Larry grieved for him, in spite of the harshness of his words and tone, and taking him by the elbow, he led him kindly back into the passage.

“Don’t trouble about me now,” Harry said at last. “You’ve given me a thought to clutch to–if you really do need me–if I could believe it.”

“Well, you may! Didn’t you say you’d do for me more than sons do for their fathers? I ask you to do just that for me. Live for me. It’s a hard thing to ask of you, for, as you say, the other would be easier, but it’s a coward’s way. Don’t let it tempt you. Stand to your guns like a man, and if the time comes and you can’t see things differently, go back and make your confession and die the death–as a brave man should. Meantime, live to some purpose and do it cheerfully.” Larry paused. His words sank in, as he meant they should. He guided Harry slowly back to the place from which they had diverged, his arm across the younger man’s shoulder.
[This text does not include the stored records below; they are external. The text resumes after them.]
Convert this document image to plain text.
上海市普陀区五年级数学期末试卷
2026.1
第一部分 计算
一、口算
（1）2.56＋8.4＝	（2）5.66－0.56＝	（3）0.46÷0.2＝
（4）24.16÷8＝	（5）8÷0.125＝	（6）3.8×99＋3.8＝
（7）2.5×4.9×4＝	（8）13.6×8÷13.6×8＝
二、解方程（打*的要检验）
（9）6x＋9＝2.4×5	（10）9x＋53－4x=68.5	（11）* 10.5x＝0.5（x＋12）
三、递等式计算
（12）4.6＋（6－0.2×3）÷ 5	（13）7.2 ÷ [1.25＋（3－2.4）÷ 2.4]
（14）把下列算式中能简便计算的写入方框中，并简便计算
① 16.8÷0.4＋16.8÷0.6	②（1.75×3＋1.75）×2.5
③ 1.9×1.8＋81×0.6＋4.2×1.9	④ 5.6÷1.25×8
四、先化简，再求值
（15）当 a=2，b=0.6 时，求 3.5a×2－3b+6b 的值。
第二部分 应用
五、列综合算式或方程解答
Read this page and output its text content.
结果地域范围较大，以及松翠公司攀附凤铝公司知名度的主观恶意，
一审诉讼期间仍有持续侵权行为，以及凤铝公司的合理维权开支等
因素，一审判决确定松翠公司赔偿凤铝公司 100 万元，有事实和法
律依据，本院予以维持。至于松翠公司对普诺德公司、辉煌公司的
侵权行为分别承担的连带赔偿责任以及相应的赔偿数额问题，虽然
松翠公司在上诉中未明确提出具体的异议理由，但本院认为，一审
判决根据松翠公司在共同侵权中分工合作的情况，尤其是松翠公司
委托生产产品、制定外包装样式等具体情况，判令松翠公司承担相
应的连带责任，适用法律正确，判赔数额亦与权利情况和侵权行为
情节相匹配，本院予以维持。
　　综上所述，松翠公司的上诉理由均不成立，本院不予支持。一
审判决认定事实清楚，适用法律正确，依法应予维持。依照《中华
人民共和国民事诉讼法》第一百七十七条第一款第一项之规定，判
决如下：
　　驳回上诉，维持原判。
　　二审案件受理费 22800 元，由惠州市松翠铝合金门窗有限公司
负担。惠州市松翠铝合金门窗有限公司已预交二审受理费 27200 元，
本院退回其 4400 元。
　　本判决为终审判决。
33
“Now I’ve more to show you. When I saw what I had done, I set myself to find another vein, and see this large room? I groveled all about here, this way and that. A year of this, see. It took patience, and in the meantime I went out into the world–as far as San Francisco, and wasted a year or more; then back I came.

“I tell you there is a lure in the gold, and the mountains are powers of peace to a man. It seemed there was no other place where I could rest in peace of mind. The longing for my son was on me,–but the war still raged, and I had no mind for that,–yet I was glad my boy was taking his part in the world out of which I had dropped. For one thing it seemed as if he were more my own than if he lived in Leauvite on the banker’s bounty. I would not go back there and meet the contempt of Peter Craigmile, for he never could forget that I had taken his sister out of hand, and she gone–man–it was all too sad. How did I know how my son had been taught to think on me? I could not go back when I would.